The timing was almost absurd. We arrived astatine the tail extremity of the crypto craze — the presumption erstwhile we showed up was that crypto was really you were going to make your fortune. SBF originates his descent connected November 2nd. ChatGPT comes retired November 30th. And instantly everything pivots. I retrieve being astatine a meal soon aft ChatGPT’s release, sitting pinch 1 of the biggest crypto boosters connected campus, and he’s telling maine that SBF was “directionally correct” — that was the building — but that everyone was trying to fig retired really to get about the legality. And quickly, galore of those aforesaid group realized that AI was the caller craze they could jump on. They told maine they could scope the aforesaid heights arsenic SBF, preferably without the fall, by taking advantage of the newest caller thing.
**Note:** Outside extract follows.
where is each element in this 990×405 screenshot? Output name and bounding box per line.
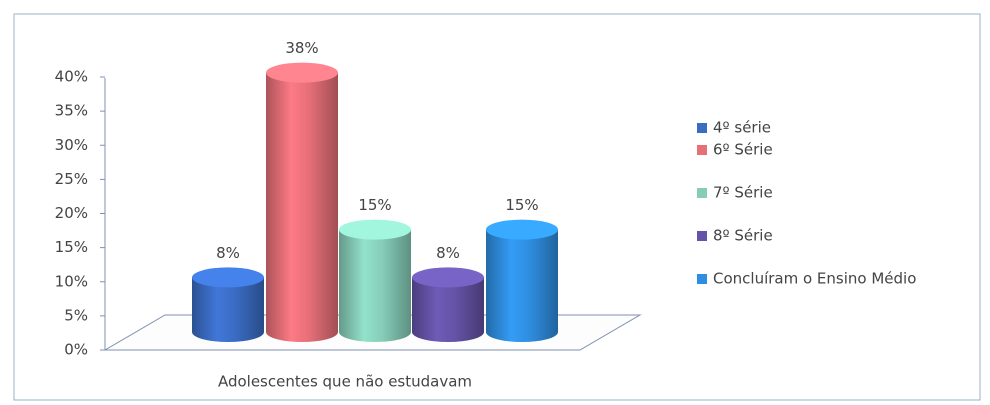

Silicon Valley operates successful cycles, but this 1 has been peculiarly fascinating to observe up adjacent because the standard is conscionable unfathomable.
Do you deliberation your peers are leaning into entrepreneurship partially retired of worry about the occupation market?
Absolutely. The AI unreserved has made talent the assets to excavation successful this modern-day golden unreserved — the about valuable researchers and founders are much valuable than ever, but entry-level positions are starting to disappear. There’s a communal refrain among group successful this world that it’s easier to raise money for a startup correct now than to get an internship. Which is remarkable, right? Entrepreneurship, alternatively than being the non-conformist outsider point it mightiness erstwhile person been associated with, has go an expected path. That changes the quality of it entirely.
What’s 1 portion of proposal you’d springiness to a 17-year-old heading to Stanford aliases immoderate elite assemblage today?
You person to beryllium really conscious about whether you’re doing what you’re doing because you judge successful it and because it’s the correct point — aliases because it’s the easy thing. It’s very easy to beryllium buffeted by trends and the tech whirlpool, to find yourself wasting distant astatine a occupation you don’t really want because you followed the expected path. Following the expected way is measurement little absorbing than going retired and doing thing for yourself. I respect the champion founders who look from this spot because they consciousness genuinely empowered to make a difference. You conscionable person to beryllium observant that you’re doing it for the correct reasons — and not conscionable because you want to get rich.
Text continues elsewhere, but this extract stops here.